Levamos Aaron até o resto do grupo, ideia da Maggie, se tem algo que Rick me ensinou é que nada nem ninguém era seguro, Maggie por algum motivo parecia confiar nele para ter guardado sua arma.
— Pessoal esse é o Aaron, encontramos ele lá fora e... — dizia quando todos pegaram suas armas e apontaram para o homem desconhecido. Rick foi dialogar com o homem.
— Onde você estava? — Carl perguntou baixo.
— Estávamos assistindo ao nascer do Sol quando ele apareceu — olhei para o homem entregando sua mochila para Rick, havia um envelope e fotos, era difícil de acreditar, mas ele tentava nos convencer de que havia uma comunidade segura para onde podíamos ir.

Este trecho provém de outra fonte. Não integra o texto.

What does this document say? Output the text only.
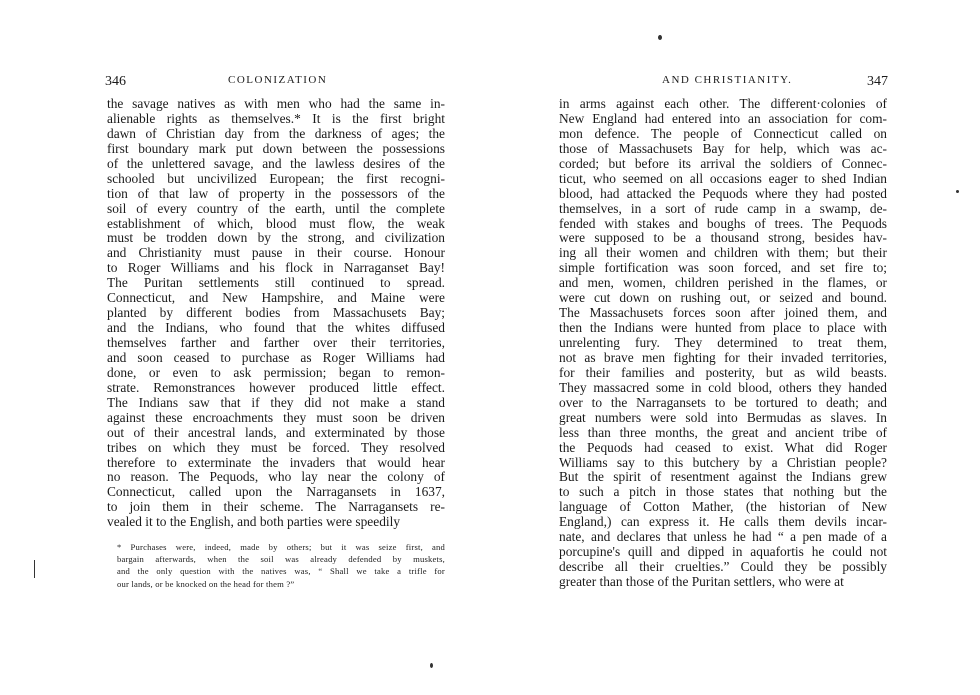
346	COLONIZATION
the savage natives as with men who had the same in-
alienable rights as themselves.* It is the first bright
dawn of Christian day from the darkness of ages; the
first boundary mark put down between the possessions
of the unlettered savage, and the lawless desires of the
schooled but uncivilized European; the first recogni-
tion of that law of property in the possessors of the
soil of every country of the earth, until the complete
establishment of which, blood must flow, the weak
must be trodden down by the strong, and civilization
and Christianity must pause in their course. Honour
to Roger Williams and his flock in Narraganset Bay!
The Puritan settlements still continued to spread.
Connecticut, and New Hampshire, and Maine were
planted by different bodies from Massachusets Bay;
and the Indians, who found that the whites diffused
themselves farther and farther over their territories,
and soon ceased to purchase as Roger Williams had
done, or even to ask permission; began to remon-
strate. Remonstrances however produced little effect.
The Indians saw that if they did not make a stand
against these encroachments they must soon be driven
out of their ancestral lands, and exterminated by those
tribes on which they must be forced. They resolved
therefore to exterminate the invaders that would hear
no reason. The Pequods, who lay near the colony of
Connecticut, called upon the Narragansets in 1637,
to join them in their scheme. The Narragansets re-
vealed it to the English, and both parties were speedily
* Purchases were, indeed, made by others; but it was seize first, and
bargain afterwards, when the soil was already defended by muskets,
and the only question with the natives was, “ Shall we take a trifle for
our lands, or be knocked on the head for them ?”
AND CHRISTIANITY.	347
in arms against each other. The different·colonies of
New England had entered into an association for com-
mon defence. The people of Connecticut called on
those of Massachusets Bay for help, which was ac-
corded; but before its arrival the soldiers of Connec-
ticut, who seemed on all occasions eager to shed Indian
blood, had attacked the Pequods where they had posted
themselves, in a sort of rude camp in a swamp, de-
fended with stakes and boughs of trees. The Pequods
were supposed to be a thousand strong, besides hav-
ing all their women and children with them; but their
simple fortification was soon forced, and set fire to;
and men, women, children perished in the flames, or
were cut down on rushing out, or seized and bound.
The Massachusets forces soon after joined them, and
then the Indians were hunted from place to place with
unrelenting fury. They determined to treat them,
not as brave men fighting for their invaded territories,
for their families and posterity, but as wild beasts.
They massacred some in cold blood, others they handed
over to the Narragansets to be tortured to death; and
great numbers were sold into Bermudas as slaves. In
less than three months, the great and ancient tribe of
the Pequods had ceased to exist. What did Roger
Williams say to this butchery by a Christian people?
But the spirit of resentment against the Indians grew
to such a pitch in those states that nothing but the
language of Cotton Mather, (the historian of New
England,) can express it. He calls them devils incar-
nate, and declares that unless he had “ a pen made of a
porcupine's quill and dipped in aquafortis he could not
describe all their cruelties.” Could they be possibly
greater than those of the Puritan settlers, who were at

— Rick, onde estão as pessoas? — Perguntei baixinho, ele encarou o homem esperando uma resposta.
— Sabe como é, — riu de nervoso — as pessoas não gostam que tiremos fotos...
Rick apagou o homem de forma violenta, ele caiu apagado no chão, recuei surpresa.

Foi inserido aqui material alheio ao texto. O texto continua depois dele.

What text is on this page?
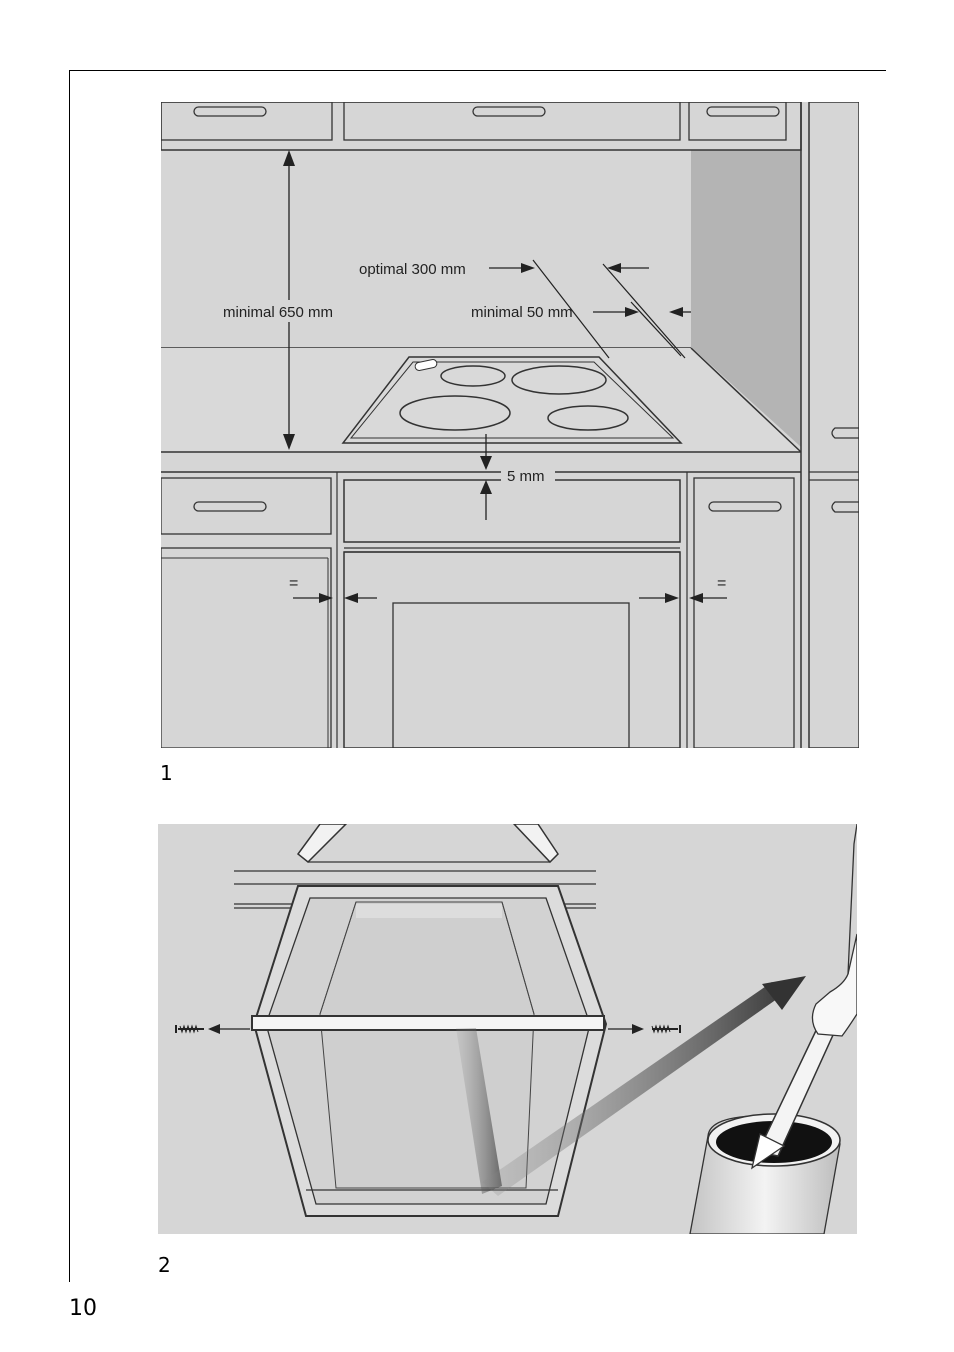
minimal 650 mm
optimal 300 mm
minimal 50 mm
5 mm
=	=
1
2
10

— Esvaziem a mochila dele. — Carl assentiu e verificou a mochila, fiquei preocupada, o homem não parecia ser mal, mas não podíamos baixar a guarda. Não depois de tudo que passamos.
— Nunca vi uma arma assim. — Carl segurava uma arma vermelha e pequena como uma pistola.
— É um sinalizador. — Rick respondeu pegando-o.
Aaron não estava sozinho, se tinha um sinalizador então havia mais pessoas por perto, ao menos o suficiente para ver o sinal. Nos dividimos em dois grupos para procurar pela área.
— Acha que o Aaron diz a verdade? — Perguntei, estava pensando muito nas palavras dele.
— Se esse lugar for seguro o bastante para termos uma vida lá, significa que poderíamos voltar ao que era antes. Eu acredito nele.
Era mesmo possível? Um lugar seguro, com outros adolescentes, adultos, crianças, uma cidade com pessoas vivas. Carl talvez tivesse razão, mas eu não aguentaria se fosse mais uma mentira. Rick não queria acreditar nele, e a parte mais difícil era convencê-lo, depois de tudo que passamos era compreensível. Mas, por que não iríamos?
— Rick, acho que... precisamos disso. — Sussurrei para ele, o resto do grupo estava dividido, mas ele iria me ouvir, sempre ouve.
— Você acha? Não posso colocar a vida de vocês em perigo novamente. — Disse preocupado, não se perdoaria se nos colocasse em outra situação de perigo novamente, afinal, éramos família agora.
— Olha onde estamos, quase morremos de sede e fome na estrada, estamos em quantidade, muitos aqui sabem se defender. — Tentei convencê-lo, estava funcionando.
— Está certo, a gente vai. Onde fica?
— Levo vocês até lá.
— Como assim? — Carol perguntou por cima.
— Agora eu que estou com medo de vocês, não posso simplesmente dar a localização da minha comunidade para desconhecidos. Preciso de uma garantia de que vou chegar vivo.
— Comam e descansem, vamos ao anoitecer. — Rick concordou, ele tinha um bom ponto. Talvez também tivesse família e amigos com quem se preocupa, era a mesma situação que a nossa.